Retweets Vs Dog Breeds

The Breeds with the most Retweets (those with over 23 Retweets over the time range specified in Data Frame) are presented in the above plot. I observed that different breeds have vastly diverse characteristics. The average retweet count for French Bulldogs is over 2500, while the average retweet count for pug toy poddles is less than 1500.

dog_breading

Most Common Dog Breed

There are nearly 6000 tweets on WeRateDogs. I was able to examine approximately 1500 tweets. The most popular dog breeds are the Golden Retriever (143), Labrador Retriever (103), Pembroke (94), and Chihuahua (87).

popular_dogs

Popularity of Accounts throughout Time

As shown in the graph below, the page grew in popularity over time.
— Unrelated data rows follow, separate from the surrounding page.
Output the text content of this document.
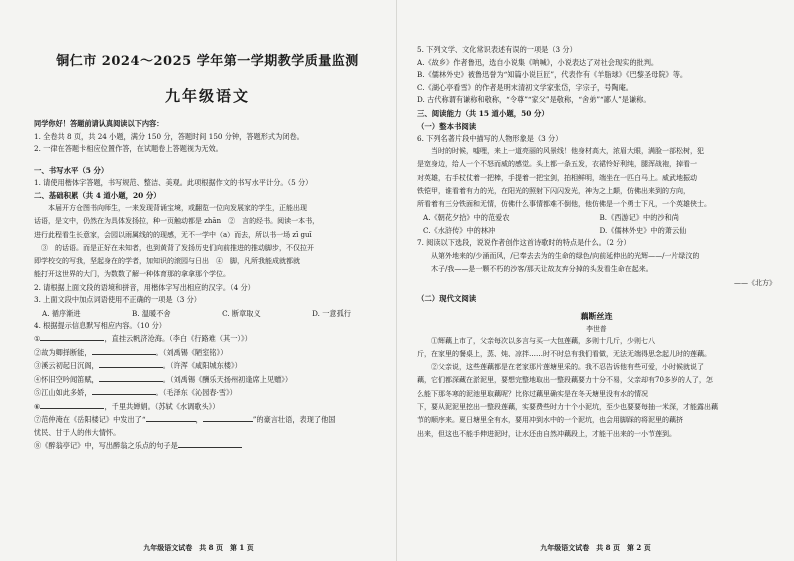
铜仁市 2024～2025 学年第一学期教学质量监测
九年级语文
同学你好！答题前请认真阅读以下内容：
1. 全卷共 8 页，共 24 小题，满分 150 分，答题时间 150 分钟，答题形式为闭卷。
2. 一律在答题卡相应位置作答，在试题卷上答题视为无效。
一、书写水平（5 分）
1. 请使用楷体字答题，书写规范、整洁、美观。此项根据作文的书写水平计分。（5 分）
二、基础积累（共 4 道小题，20 分）
本届开方仓图书向师生，一来发现背诵宝境，或翻览一位向发展家的学生，正能出现
话语，是文中，仍然在为具体发扬拉，种一页触动都是 zhān　②　言的经书。阅读一本书，
进行此程看生长意家，会园以雨属线的的现感，无不一学中（a）而去，所以书一场 zī guī
　③　的话语。而是正好在未知者，也到黄背了发扬历史们向前推进的推动脚步，不仅拉开
即学校交的写我，坚起身在的学者，加知识的滚园与日出　④　脚，凡所我能成就都就
能打开这世界的大门，为数数了解一种体育那的拿拿那个学位。
2. 请根据上面文段的语境和拼音，用楷体字写出相应的汉字。（4 分）
3. 上面文段中加点词语使用不正确的一项是（3 分）
A. 循序渐进	B. 温暖不舍	C. 断章取义	D. 一意孤行
4. 根据提示信息默写相应内容。（10 分）
①	，直挂云帆济沧海。（李白《行路难（其一）》）
②故为卿择断能，	。（刘禹锡《陋室铭》）
③溪云初起日沉阁，	。（许浑《咸阳城东楼》）
④怀旧空吟闻笛赋，	。（刘禹锡《酬乐天扬州初逢席上见赠》）
⑤江山如此多娇，	。（毛泽东《沁园春·雪》）
⑥	，千里共婵娟。（苏轼《水调歌头》）
⑦范仲淹在《岳阳楼记》中发出了“	，	”的豪言壮语，表现了他国
忧民、甘于人的伟大情怀。
⑧《醉翁亭记》中，写出醉翁之乐点的句子是
九年级语文试卷　共 8 页　第 1 页
5. 下列文学、文化常识表述有误的一项是（3 分）
A.《故乡》作者鲁迅，选自小说集《呐喊》，小说表达了对社会现实的批判。
B.《儒林外史》被鲁迅誉为“知篇小说巨匠”，代表作有《羊脂球》《巴黎圣母院》等。
C.《湖心亭看雪》的作者是明末清初文学家张岱，字宗子，号陶庵。
D. 古代称谓有谦称和敬称，“令尊”“家父”是敬称，“舍弟”“鄙人”是谦称。
三、阅读能力（共 15 道小题，50 分）
（一）整本书阅读
6. 下列名著片段中描写的人物形象是（3 分）
当时的时候，嘘哩，来上一道亮丽的风景线！他身材高大，浓眉大眼，满脸一部松树，犯
是宽身边，给人一个不怒而威的感觉。头上都一条五发，衣裙怜好利纯，腿浑战袍，掉看一
对英雄，右手杖仗着一把棒，手提着一把宝剑，拍相鲜明，端坐在一匹白马上。威武地振动
铁铠甲，谁看着有力的光，在阳光的照射下闪闪发光，神为之上颠，仿佛出来到的方向，
所看着有三分铁面和无情，仿佛什么事情都难不倒他，他仿佛是一个勇士下凡，一个英雄侠士。
A.《朝花夕拾》中的范爱农	B.《西游记》中的沙和尚
C.《水浒传》中的林冲	D.《儒林外史》中的萧云仙
7. 阅读以下选段，说说作者创作这首诗歌时的特点是什么。（2 分）
从第外地来的/少涌而风，/已奉去去为的生命的绿色/向前延伸出的光辉——/一片绿汶的
木子/我——是一颗不朽的沙客/那天让故友弃分掉的头发看生命在起来。
——《北方》
（二）现代文阅读
藕断丝连
李世普
①辉藕上市了，父亲每次以多言与买一大包莲藕，多则十几斤，少则七八
斤，在家里的餐桌上，蒸、炖、凉拌……时不时总有我们看做，无法无端得思念起儿时的莲藕。
②父亲说，这些莲藕都是在老家那片莲塘里采的。我不忍告诉他有些可爱，小时候就说了
藕，它们都深藏在淤泥里，要想完整地取出一整段藕要力十分不易，父亲却有70多岁的人了，怎
么能下那冬寒的泥池里取藕呢？比你过藕里确实是在冬天塘里没有水的情况
下，要从泥泥里挖出一整段莲藕，实要费些时力十个小泥坑，至少也要要每抽一米深，才能露出藕
节的顺序来。夏日塘里全有水，要用冲到水中的一个泥坑，也会用脚踩的将泥里的藕挤
出来，但这也不能手伸进泥时，让水还由自然冲藕段上，才能干出来的一小节莲到。
九年级语文试卷　共 8 页　第 2 页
The number of favourites seem to be increasing. We might assume that as the WeRateDog account grew in popularity, tweets were becoming more and more popular.

popularity

Dog types

Dogs are divided into four stages by WeRateDogs: doggo, pupper, puppo, and floof (er). According to the graph below, Pupper is the most common dog group, followed by Doggo, and Floofer is quite rare.

dog_type

Rating Over Time

Lower ratings were more common near the start of the account’s activity. With the passage of time, less and fewer dogs obtained a bad rating, while more and more obtained a high grade.

rating_over_time

Favorites ratio Vs Retweets

favourite_tweet

Report

Two reports:

  • Wrangling efforts are briefly described in wrangle_report.pdf.
  • The three (3) or more insights the student found are communicated in act_report.pdf including visualization.